Temple of Witchcraft at Boston Pride.

  • I love seeing pictures of Pagan organizations marching in LGBTQ Pride parades, so be sure to check out the Temple of Witchcraft’s Facebook page, where they’ve posted several photos of their involvement with the Boston Pride Parade. Quote from ToW co-founder Steve Kenson: “Thank you to all who came out to march and represent for the pagans in Saturday’s Boston GLBT Pride parade and to those who cheered us on! The gods rewarded us with a clear and warm day after a grey and wet morning. Many thanks and blessings!”
  • As was indirectly mentioned in my installment of Pagan Voices earlier this week, the Patheos Pagan Channel has launched a new group interfaith blog entitled “Wild Garden: Pagans in the Growing Interfaith Landscape.” Quote: “Interfaith involvement looks much like a wild garden. A tangle of contradictions, surprises, delights and sometimes disappointments, one must walk carefully. But the risk is rewarded richly, often in ways one could never have seen coming.” Good luck on the new blog! 
  • Also at Patheos, the Pagan Families blog interviews Tara “Masery” Miller about the process of “adopting while Pagan.” Quote: “The Missouri Family and Children’s Services, a government agency, intention to adopt form illegally asked what our religion was. Just as I suspected. I was aware it was illegal because my atheist friend had sent me plenty of references on religion and adoption. Well, instead of blatantly saying I’m Pagan and my husband’s a mage, I said we are spiritual and I belong to the Unitarian Universalist Church! And sometimes we attend a Methodist Church. Which is true. My mother is a lay minister!” That quote is from part two of the interview, here.
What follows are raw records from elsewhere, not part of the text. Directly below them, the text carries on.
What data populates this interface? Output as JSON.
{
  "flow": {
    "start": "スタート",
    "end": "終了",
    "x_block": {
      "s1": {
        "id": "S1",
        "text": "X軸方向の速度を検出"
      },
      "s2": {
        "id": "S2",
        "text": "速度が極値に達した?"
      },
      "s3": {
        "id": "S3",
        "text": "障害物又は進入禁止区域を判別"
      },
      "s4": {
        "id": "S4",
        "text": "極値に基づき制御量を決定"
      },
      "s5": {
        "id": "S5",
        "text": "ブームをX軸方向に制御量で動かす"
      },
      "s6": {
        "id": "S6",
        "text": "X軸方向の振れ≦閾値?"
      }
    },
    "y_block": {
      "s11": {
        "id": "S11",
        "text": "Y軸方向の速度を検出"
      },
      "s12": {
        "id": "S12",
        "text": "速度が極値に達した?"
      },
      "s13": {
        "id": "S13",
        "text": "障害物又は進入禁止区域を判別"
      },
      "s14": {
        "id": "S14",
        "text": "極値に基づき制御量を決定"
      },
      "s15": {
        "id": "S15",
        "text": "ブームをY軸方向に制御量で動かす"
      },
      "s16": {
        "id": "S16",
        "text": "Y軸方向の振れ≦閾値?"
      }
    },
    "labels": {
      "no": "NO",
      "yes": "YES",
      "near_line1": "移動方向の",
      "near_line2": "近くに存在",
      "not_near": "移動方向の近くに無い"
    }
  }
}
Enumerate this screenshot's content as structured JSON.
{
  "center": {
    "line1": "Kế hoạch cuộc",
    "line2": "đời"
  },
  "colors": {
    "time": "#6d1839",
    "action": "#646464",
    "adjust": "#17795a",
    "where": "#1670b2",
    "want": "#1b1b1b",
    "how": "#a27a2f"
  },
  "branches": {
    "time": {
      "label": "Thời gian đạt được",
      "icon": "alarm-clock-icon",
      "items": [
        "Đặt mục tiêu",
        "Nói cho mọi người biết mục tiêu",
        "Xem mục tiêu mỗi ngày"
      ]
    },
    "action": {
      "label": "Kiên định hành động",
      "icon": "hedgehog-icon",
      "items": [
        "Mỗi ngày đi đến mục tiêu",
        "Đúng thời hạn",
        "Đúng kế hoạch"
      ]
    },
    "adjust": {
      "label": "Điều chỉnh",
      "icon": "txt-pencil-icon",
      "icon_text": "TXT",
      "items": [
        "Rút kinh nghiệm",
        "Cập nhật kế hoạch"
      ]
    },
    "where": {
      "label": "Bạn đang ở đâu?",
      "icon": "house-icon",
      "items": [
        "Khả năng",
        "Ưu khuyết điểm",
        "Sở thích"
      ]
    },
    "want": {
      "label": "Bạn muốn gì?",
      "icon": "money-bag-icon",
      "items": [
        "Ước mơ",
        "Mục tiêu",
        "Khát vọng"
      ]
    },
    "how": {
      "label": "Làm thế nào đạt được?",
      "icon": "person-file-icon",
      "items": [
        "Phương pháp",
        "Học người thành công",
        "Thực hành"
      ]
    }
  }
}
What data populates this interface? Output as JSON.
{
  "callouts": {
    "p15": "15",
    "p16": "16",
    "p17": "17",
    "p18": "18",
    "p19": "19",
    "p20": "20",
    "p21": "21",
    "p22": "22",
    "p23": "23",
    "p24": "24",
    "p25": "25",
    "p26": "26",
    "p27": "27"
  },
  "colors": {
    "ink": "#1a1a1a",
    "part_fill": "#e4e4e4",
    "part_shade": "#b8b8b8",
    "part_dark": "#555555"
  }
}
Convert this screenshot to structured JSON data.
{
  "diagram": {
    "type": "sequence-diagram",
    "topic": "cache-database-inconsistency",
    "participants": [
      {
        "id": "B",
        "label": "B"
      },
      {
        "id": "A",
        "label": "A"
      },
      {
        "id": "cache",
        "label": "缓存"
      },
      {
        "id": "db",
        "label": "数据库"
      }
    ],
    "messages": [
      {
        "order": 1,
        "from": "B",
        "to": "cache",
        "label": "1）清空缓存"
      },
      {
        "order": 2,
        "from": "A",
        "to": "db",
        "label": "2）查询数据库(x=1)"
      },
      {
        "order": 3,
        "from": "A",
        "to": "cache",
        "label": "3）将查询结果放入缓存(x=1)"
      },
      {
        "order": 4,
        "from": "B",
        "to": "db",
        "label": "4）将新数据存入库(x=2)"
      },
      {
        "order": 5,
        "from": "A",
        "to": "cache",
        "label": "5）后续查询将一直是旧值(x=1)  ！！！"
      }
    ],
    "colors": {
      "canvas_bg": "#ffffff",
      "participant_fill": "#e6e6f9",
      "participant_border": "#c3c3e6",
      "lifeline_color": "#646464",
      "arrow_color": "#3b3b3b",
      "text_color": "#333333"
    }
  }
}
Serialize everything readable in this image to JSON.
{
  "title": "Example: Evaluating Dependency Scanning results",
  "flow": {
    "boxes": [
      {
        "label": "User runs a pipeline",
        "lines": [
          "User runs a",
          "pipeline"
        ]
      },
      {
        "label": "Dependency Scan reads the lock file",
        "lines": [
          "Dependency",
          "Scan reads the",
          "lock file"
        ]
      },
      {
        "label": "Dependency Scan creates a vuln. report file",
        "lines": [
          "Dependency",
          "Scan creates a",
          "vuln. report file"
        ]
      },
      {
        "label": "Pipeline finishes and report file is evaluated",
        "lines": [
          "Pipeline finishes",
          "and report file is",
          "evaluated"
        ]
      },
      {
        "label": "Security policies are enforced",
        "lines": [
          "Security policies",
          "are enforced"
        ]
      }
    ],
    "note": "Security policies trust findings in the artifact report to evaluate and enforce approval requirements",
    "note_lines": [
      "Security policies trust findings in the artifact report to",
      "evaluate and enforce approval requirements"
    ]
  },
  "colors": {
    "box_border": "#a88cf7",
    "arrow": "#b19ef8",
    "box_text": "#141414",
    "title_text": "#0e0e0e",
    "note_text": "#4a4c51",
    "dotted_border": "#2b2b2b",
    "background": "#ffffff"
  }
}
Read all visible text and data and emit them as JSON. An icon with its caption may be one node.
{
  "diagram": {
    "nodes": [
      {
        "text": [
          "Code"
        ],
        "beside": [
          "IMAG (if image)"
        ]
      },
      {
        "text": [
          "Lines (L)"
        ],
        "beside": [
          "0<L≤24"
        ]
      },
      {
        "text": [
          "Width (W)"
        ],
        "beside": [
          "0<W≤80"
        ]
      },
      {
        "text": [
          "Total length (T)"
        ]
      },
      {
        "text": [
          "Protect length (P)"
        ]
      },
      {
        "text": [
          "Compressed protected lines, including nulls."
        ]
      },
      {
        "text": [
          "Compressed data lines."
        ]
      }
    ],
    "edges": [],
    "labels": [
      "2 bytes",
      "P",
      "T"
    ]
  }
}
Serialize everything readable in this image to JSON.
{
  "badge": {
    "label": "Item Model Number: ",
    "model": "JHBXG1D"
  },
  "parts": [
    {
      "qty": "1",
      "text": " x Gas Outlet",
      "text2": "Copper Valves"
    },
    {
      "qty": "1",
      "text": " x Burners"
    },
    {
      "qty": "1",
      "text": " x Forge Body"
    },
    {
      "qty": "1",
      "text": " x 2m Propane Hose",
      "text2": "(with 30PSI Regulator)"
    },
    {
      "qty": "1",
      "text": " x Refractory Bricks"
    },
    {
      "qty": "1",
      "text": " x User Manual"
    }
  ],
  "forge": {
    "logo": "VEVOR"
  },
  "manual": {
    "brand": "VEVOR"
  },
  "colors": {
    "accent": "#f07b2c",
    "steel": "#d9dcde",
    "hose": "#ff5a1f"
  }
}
  • The Summer Solstice is coming up, and Llewellyn is holding a Twitter party to celebrate! Quote: “The beginning of June marks shorts days, grill days, and summer hours for our luckly Llewellyn employees–but it’s not very fair that you don’t get to participate, is it? So we want you to join us in a summer celebration! We are hosting our second annual Solstice Twitter party! [...] Use the hashtag #moonchat in your party tweets. We’ll tweet the questions, you’ll tweet the answers, and we’ll chat!” There are going to be prize giveaways for participants, so if you’re stuck in an office that day, why not? 
  • In a final note for all our Trad-Wiccan friends out there (and you know who you are), June 13th is Geraldmas! The celebration of Gerald Gardner, the father of modern religious Witchcraft (born June 13th, 1884). I think it’s a great idea to have a day where BTW groups do a day of outreach and socializing. Are you having a Geraldmas celebration in your area this year? 

That’s all I have for now, have a great day!